![]()
What is Complementary & Alternative Medicine (CAM)?
Ask any given number of people what CAM is and you’ll get the same number of answers back. CAM covers such a wide range of potential treatment options - from massage to meditation to magnets…from Essiac to ear candling to exercise…from 714X to COQ10 - there is no clear, simple definition for it.
In Canada, the leading CAM research association is the Canadian Interdisciplinary Network for CAM Research (IN-CAM) which has adopted the definition of complementary and alternative medicine as provided by the National Center for Complementary and Alternative Medicine (NCCAM) in the United States as a working definition:
Complementary and alternative medicine is a group of diverse medical and health care systems, practices, and products that are not presently considered to be part of conventional medicine.
Complementary medicine is used together with conventional medicine. Alternative medicine is used in place of conventional medicine. The list of what is considered to be CAM changes continually, as those therapies that are proven to be safe and effective become adopted into conventional health care and as new approaches to health care emerge.
In North America in the 70’s & 80’s, these therapies were categorized as “unorthodox” and “unconventional”, then “alternative” and recently “complementary and alternative” or “CAM” for short. "Integrative" medicine is now used to describe medical practice that combines the best of conventional and complementary medicine with a patient centered approach.
As highlighted in this brief video, the unconventional becomes the conventional through the trailblazing efforts and commitment of a passionate few.

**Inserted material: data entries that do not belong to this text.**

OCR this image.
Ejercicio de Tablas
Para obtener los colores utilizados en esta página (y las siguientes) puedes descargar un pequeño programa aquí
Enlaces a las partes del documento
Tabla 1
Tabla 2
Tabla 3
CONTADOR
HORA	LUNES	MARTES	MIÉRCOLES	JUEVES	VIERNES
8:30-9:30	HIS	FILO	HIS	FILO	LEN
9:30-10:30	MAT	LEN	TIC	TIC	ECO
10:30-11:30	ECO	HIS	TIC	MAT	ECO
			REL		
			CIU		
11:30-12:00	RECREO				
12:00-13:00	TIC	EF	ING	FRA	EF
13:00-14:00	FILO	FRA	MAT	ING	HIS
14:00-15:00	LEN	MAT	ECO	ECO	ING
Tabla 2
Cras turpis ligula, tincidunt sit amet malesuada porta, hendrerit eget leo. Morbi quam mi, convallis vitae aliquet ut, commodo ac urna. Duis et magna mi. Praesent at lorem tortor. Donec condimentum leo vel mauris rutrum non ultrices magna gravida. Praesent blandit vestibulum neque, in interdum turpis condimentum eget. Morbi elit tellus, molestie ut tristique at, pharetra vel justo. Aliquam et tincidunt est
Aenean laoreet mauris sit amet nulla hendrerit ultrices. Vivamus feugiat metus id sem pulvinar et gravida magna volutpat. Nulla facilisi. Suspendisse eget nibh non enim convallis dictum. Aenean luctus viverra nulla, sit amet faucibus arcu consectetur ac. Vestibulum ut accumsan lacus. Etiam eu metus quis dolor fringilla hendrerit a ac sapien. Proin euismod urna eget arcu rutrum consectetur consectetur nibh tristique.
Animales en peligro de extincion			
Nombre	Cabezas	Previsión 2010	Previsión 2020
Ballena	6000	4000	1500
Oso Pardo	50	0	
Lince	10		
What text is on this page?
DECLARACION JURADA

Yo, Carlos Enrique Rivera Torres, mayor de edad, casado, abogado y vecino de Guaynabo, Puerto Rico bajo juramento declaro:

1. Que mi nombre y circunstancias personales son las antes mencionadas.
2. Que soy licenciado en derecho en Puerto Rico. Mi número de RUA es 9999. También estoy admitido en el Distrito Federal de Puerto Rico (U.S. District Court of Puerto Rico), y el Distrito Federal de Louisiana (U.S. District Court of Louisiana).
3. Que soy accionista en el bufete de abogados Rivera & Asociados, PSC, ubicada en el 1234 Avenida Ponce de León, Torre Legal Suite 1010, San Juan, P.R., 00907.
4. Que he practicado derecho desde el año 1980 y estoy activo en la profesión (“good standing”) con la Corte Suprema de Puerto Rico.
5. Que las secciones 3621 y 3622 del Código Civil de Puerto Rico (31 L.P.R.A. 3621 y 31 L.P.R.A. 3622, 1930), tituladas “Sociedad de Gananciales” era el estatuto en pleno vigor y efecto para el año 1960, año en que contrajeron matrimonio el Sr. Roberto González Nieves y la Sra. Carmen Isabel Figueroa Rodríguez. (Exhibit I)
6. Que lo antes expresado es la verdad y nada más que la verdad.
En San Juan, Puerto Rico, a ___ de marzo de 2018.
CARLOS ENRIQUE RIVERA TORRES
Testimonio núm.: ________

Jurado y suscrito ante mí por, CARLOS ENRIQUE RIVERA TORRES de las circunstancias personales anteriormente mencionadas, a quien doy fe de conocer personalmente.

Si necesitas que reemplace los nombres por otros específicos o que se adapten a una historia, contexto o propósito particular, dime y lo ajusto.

Conventional or ‘western’ medicine is categorized as allopathic. An allopathic physician practices by a philosophy of medicine that views the physician as an interventionist who attempts to counteract disease signs and symptoms with pharmaceutical or technological approaches. The pharmaceutical or technological treatments used are those that have been established over time and are commonly used by MDs. Many have been well researched and much time and effort is expended to improve these treatments further. This institutionalized medical research is absolutely necessary as our knowledge is ever expanding and the medical fields are becoming increasingly specialized. For example, huge strides have been made in emergency medicine.
Many treatments and practices that were initially considered preposterous and ridiculed when they were first discovered, are now part of allopathic medicine. For instance, Dr. Ignaz Semmelweiss in mid 19th century Vienna documented that the practice of hand washing by doctors between patients reduced the mortality rate of puerperal fever in one of the Vienna General Hospital’s obstetrics wards from 12.24% to 2.38%. The germ theory of disease had not yet been developed and his work was rejected. At the time, it was said to lack scientific basis and was religious or superstitious.
In 1983 Doctors Barry Marshall & Robin Warren proved that Helicobacter pylori bacteria were responsible for stomach ulcers. This flew in the face of accepted wisdom that ulcers were caused by stress, spicy food and stomach acid. Also, everyone knew that bacteria could not survive in the acidic environment of the gut. The discovery was ridiculed. Dr. Marshall proved his point by experimenting on himself, ingesting the bacteria and developing ulcers, which were then treated with anti-biotics. It has taken many years to change the established medical practice for treating ulcers (see timeline). In 2005, Drs. Marshall & Warren won the Nobel Prize in Physiology or Medicine for this work.
There are many other examples of alternative medicine becoming standardized practice over time. It takes special people to think the unthinkable and then have the courage to put it into practice as it often takes a long time for new ideas to be accepted.